A vida de Pirandello tem lances trágicos. Sua primeira namorada, Lina, por quem ele era apaixonado, aceitou ser sua noiva e prometeram se casar após ele concluir seu curso superior, na Alemanha.
Quando ele retornou já não mais a amava e desfez o noivado. Lina enlouqueceu.
Anos depois, casado com Maria Antonietta, sua família perde tudo após um terremoto destruir sua mina de enxofre. Maria Antonietta enlouqueceu.
Nessa época, escreveu a peça “O Falecido Mattia Pascal”, a história de um homem que, aproveitando-se de uma falsa notícia sobre sua morte, resolve aproveitar as oportunidades de viver uma outra existência. Dá tudo errado.
Essa temática o acompanharia: a multiplicidade de máscaras que existe dentro de nós. O indivíduo não é um, mas muitos, tanto quanto o número de pessoas que nos vêem e julgam.
“Seis Personagens à Procura de um Autor” é sua peça mais complexa. É o teatro como tema do teatro. Obra-prima!
“A influência de Pirandello na dramaturgia do século XX é incomensurável.
Em sua angústia sobre a natureza da existência, antecipa-se a Sartre e Camus; em suas percepções sobre a desintegração da personalidade e isolamento do homem, antecipa-se a Samuel Beckett; em sua implacável guerra sobre a linguagem, teoria, conceitos e espírito coletivo, antecipa-se a Eugène Ionesco; na maneira como aborda o conflito entre verdade e ilusão, antecipa-se a Eugene O’Neill (e, posteriormente, a Harold Pinter e Edward Albee); em suas experiências com o teatro, antecipa-se a uma multidão de dramaturgos experimentais; em seu emprego da interação de atores e personagens, antecipa-se a Jean Anouilh; em sua visão da tensão entre máscara pública e a face particular, antecipa-se a Jean Giraudoux; e em seu conceito do homem como animal que interpreta um papel, antecipa-se a Jean Genet.” (Robert Brustein)
Na atualidade, há personagens no governo que estão à busca de autores.

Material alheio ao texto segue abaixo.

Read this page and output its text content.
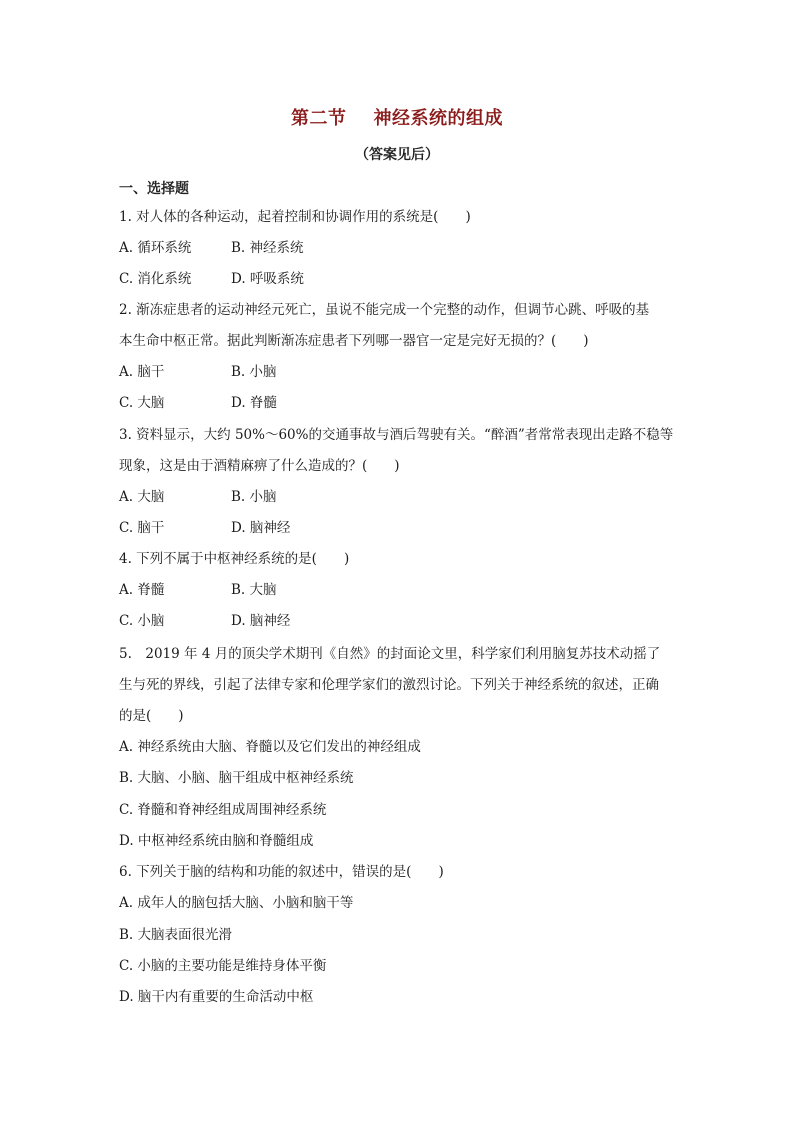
第二节    神经系统的组成
（答案见后）
一、选择题
1. 对人体的各种运动，起着控制和协调作用的系统是(　　)
A. 循环系统	B. 神经系统
C. 消化系统	D. 呼吸系统
2. 渐冻症患者的运动神经元死亡，虽说不能完成一个完整的动作，但调节心跳、呼吸的基
本生命中枢正常。据此判断渐冻症患者下列哪一器官一定是完好无损的？(　　)
A. 脑干	B. 小脑
C. 大脑	D. 脊髓
3. 资料显示，大约 50%～60%的交通事故与酒后驾驶有关。“醉酒”者常常表现出走路不稳等
现象，这是由于酒精麻痹了什么造成的？(　　)
A. 大脑	B. 小脑
C. 脑干	D. 脑神经
4. 下列不属于中枢神经系统的是(　　)
A. 脊髓	B. 大脑
C. 小脑	D. 脑神经
5.　2019 年 4 月的顶尖学术期刊《自然》的封面论文里，科学家们利用脑复苏技术动摇了
生与死的界线，引起了法律专家和伦理学家们的激烈讨论。下列关于神经系统的叙述，正确
的是(　　)
A. 神经系统由大脑、脊髓以及它们发出的神经组成
B. 大脑、小脑、脑干组成中枢神经系统
C. 脊髓和脊神经组成周围神经系统
D. 中枢神经系统由脑和脊髓组成
6. 下列关于脑的结构和功能的叙述中，错误的是(　　)
A. 成年人的脑包括大脑、小脑和脑干等
B. 大脑表面很光滑
C. 小脑的主要功能是维持身体平衡
D. 脑干内有重要的生命活动中枢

Personagens que normalmente se apresentam como “vítimas”, quando sabemos que são “algozes”; que fingem ser “conservadores”, embora sua sanha seja a de destruir; que falam em probidade enquanto desmoronam os meios institucionais de controle etc. Vocês sabem.
Um governo cujo mote alguns vêem como sendo “mate” e “desmate”.
“Mate e desmate”, “nunca antes na história deste País”, alguém definiu de forma tão apropriada a longa noite que atravessamos.